Страница 10 из 11
– Валерка, я сейчас. Жди меня, Валерка. Я выхожу. Я уже…
Прибежала. Запыхавшаяся. Волосы – по плечам русыми крыльями.
– Что, Валерка? Не молчи, что?! На тебе лица нет! Что случилось?
Сказал. Без эмоций сказал. Не было сил на эмоции.
Ленка вскрикнула, прижала пухлые розовые ладошки к щекам, замотала головой. Обняла его.
– Держись, Валерка, держись, маленький, ну, я с тобой…
Усадила его на диван, побежала на кухню – ставить чайник, отпаивать его крепким сладким чаем. Ей было страшно видеть его таким потерянным, с лицом, застывшим бескровной маской, глазами, словно обращенными куда-то вглубь…
Чайник так и валялся на полу, впаянный в линолеум.
Юлька позвонила.
– Привет! Как дела? Чем занимаешься? Сегодня в клубешник пойдем?
– Юля! У меня брат умер, Юль.
– А-а… Значит, не пойдем…
Валерка – на автомате, мало что соображая, кроме того, что надо как-то решать вставшие проблемы – сходил в банк, обналичил свой счет. Съездил в морг, снял с Кости мерки. Купил место на кладбище. Заказал гроб.
Вернулся домой, где хозяйничала Ленка: завешивала по русской традиции зеркала.
Достал из шкафа Костин костюм, купленный специально к предстоящей защите диплома.
Отгладил, полируя утюгом стрелки на брюках.
Достал фотографии. Надо было выбрать одну.
Пьяные, веселые, в обнимку с девчонками. Костян жестикулирует шампуром с сочными кусками шашлыка. Физиономия довольная, как у Чеширского кота. Костян подпевает Валерке, лупцующему по струнам гитары. У обоих физии перекошенные в артикуляции.
Костян прыгает через костер – худые руки-ноги взметнулись в разные стороны, волосы взлетели надо лбом, очочки съехали набок. Это они большой компанией отмечали Ивана Купалу в прошлом году.
Люди фотографируются, пытаясь оставить на кусочках бумаги память о счастливых минутах. Люди позируют, стараясь выглядеть на фото краше, чем в жизни. Или наоборот, придуриваются перед камерой, чтобы потом было смешно смотреть снимки. Или вовсе не позируют, полностью полагаясь на точность секунды, когда фотограф нажмет «спуск», останавливая момент таким, каким он его видит.
И никто не думает о том, что именно из этих фотографий потом будут выбирать одну – ту, которая взглянет на родных с могильного памятника.

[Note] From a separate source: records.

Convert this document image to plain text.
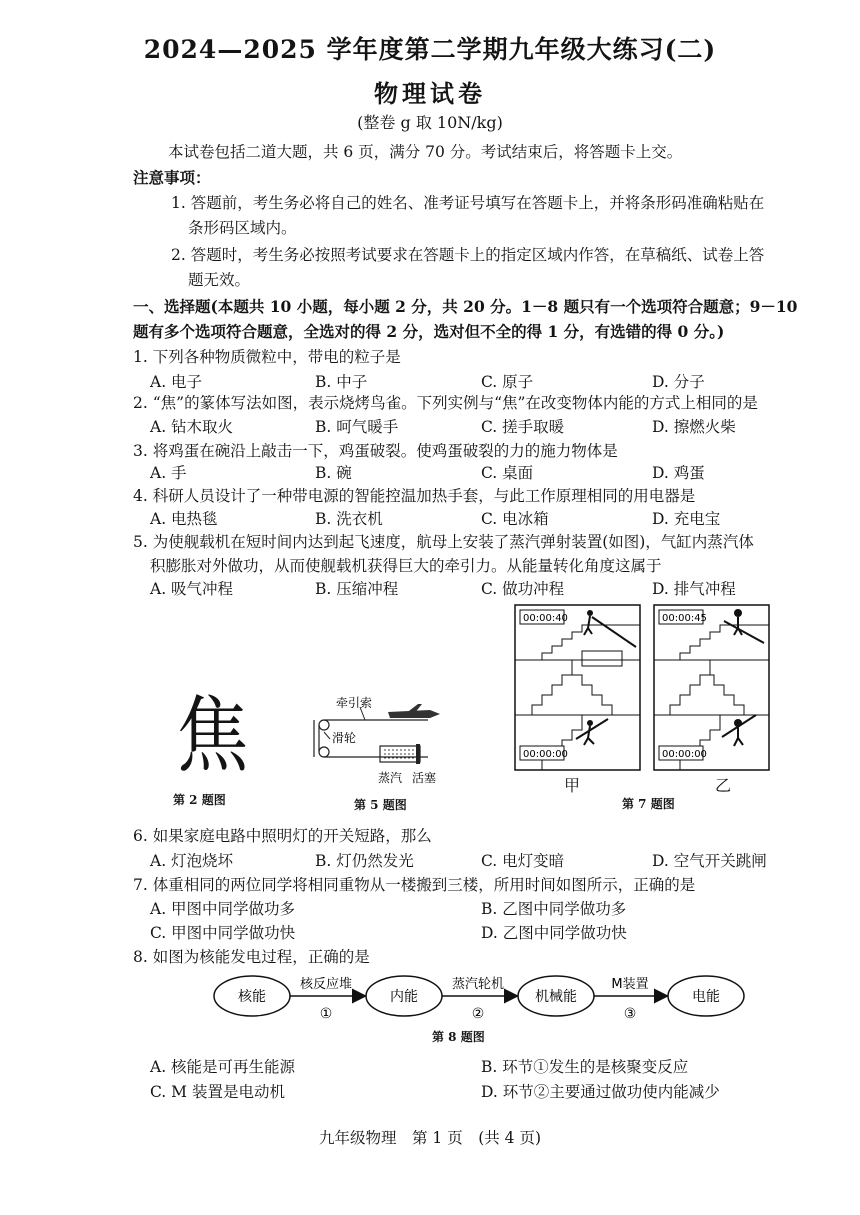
2024—2025 学年度第二学期九年级大练习(二)
物理试卷
(整卷 g 取 10N/kg)
本试卷包括二道大题，共 6 页，满分 70 分。考试结束后，将答题卡上交。
注意事项：
1. 答题前，考生务必将自己的姓名、准考证号填写在答题卡上，并将条形码准确粘贴在
条形码区域内。
2. 答题时，考生务必按照考试要求在答题卡上的指定区域内作答，在草稿纸、试卷上答
题无效。
一、选择题(本题共 10 小题，每小题 2 分，共 20 分。1－8 题只有一个选项符合题意；9－10
题有多个选项符合题意，全选对的得 2 分，选对但不全的得 1 分，有选错的得 0 分。)
1. 下列各种物质微粒中，带电的粒子是
A. 电子	B. 中子	C. 原子	D. 分子
2. “焦”的篆体写法如图，表示烧烤鸟雀。下列实例与“焦”在改变物体内能的方式上相同的是
A. 钻木取火	B. 呵气暖手	C. 搓手取暖	D. 擦燃火柴
3. 将鸡蛋在碗沿上敲击一下，鸡蛋破裂。使鸡蛋破裂的力的施力物体是
A. 手	B. 碗	C. 桌面	D. 鸡蛋
4. 科研人员设计了一种带电源的智能控温加热手套，与此工作原理相同的用电器是
A. 电热毯	B. 洗衣机	C. 电冰箱	D. 充电宝
5. 为使舰载机在短时间内达到起飞速度，航母上安装了蒸汽弹射装置(如图)，气缸内蒸汽体
积膨胀对外做功，从而使舰载机获得巨大的牵引力。从能量转化角度这属于
A. 吸气冲程	B. 压缩冲程	C. 做功冲程	D. 排气冲程
焦
第 2 题图
牵引索
滑轮
蒸汽 活塞
第 5 题图
00:00:40
00:00:00
00:00:45
00:00:00
甲	乙
第 7 题图
6. 如果家庭电路中照明灯的开关短路，那么
A. 灯泡烧坏	B. 灯仍然发光	C. 电灯变暗	D. 空气开关跳闸
7. 体重相同的两位同学将相同重物从一楼搬到三楼，所用时间如图所示，正确的是
A. 甲图中同学做功多	B. 乙图中同学做功多
C. 甲图中同学做功快	D. 乙图中同学做功快
8. 如图为核能发电过程，正确的是
核能	内能	机械能	电能
核反应堆
①
蒸汽轮机
②
M装置
③
第 8 题图
A. 核能是可再生能源	B. 环节①发生的是核聚变反应
C. M 装置是电动机	D. 环节②主要通过做功使内能减少
九年级物理　第 1 页　(共 4 页)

И Костян не думал. Рассуждал о нанотехнологиях и перспективах развития НТР. Поправлял ежеминутно на тонком носу очочки в золоченой оправе. Крутил любовь с девчонками. Ходил в стоп. Играл в мады. Детей хотел завести к тридцати годам. Прыгал перед фотокамерой через костер…
Не знал Костян, что среди множества снимков уже есть тот, который будет на его могиле.
…Валерка закрыл лицо ладонями, фотографии рассыпались по полу бепорядочным маджонгом, и на каждой из них улыбался, смеялся, жил Костян, а на самом деле его не было, не было уже, лежит он на холодном столе, укрытый белой простыней, на большом пальце ноги – бирка с номером, чтобы труп не перепутали, вокруг распахнутых карих с зеленью глаз – мелкие стеклышки от разбитых очечков, каким был его последний момент, когда в темном техэтаже ему силком вкалывали ударную дозу героина, держали вдвоем, втроем, а один бил по лицу и набирал шприц, было ли ему страшно, было ли потом больно, понял ли, или словил кайф, умер по дороге в рай, успел ли попрощаться хотя бы мысленно, хоть с кем-то, да и было ли с кем прощаться, что он знал такого, еще вчера Валерке сказал «Не задерживайся, братан, завтра в дорогу», потрепал по вихрам, а Валерка голову отдернул – не маленький уже, здоровый мужик, Костян засмеялся, пошел в противоположную сторону – в магазин за сигаретами, успел ли купить, какая была его последняя мысль, что он видел перед смертью, так широко распахнув глаза, может быть, незачатых своих детей, которые могли его спасти, если бы уже появились на свет?…
– …Валерка! Валерка! – кричала Лена, упав перед ним на колени, отрывая от белого до синевы лица ладони, тряся за плечи, а он не слышал, смотрел перед собой словно в пустоту, и не плакал, не плакал, просто смотрел и руки у него были холодные, а отросшая за ночь темная редкая щетина казалась нарисованной неумелым гримером на иссиня-бледном лице…
Лена плакала вместо него, прижав его руки – на кончиках тонких пальцев мозоли от гитарных струн – к своим щекам и все пыталась растормошить…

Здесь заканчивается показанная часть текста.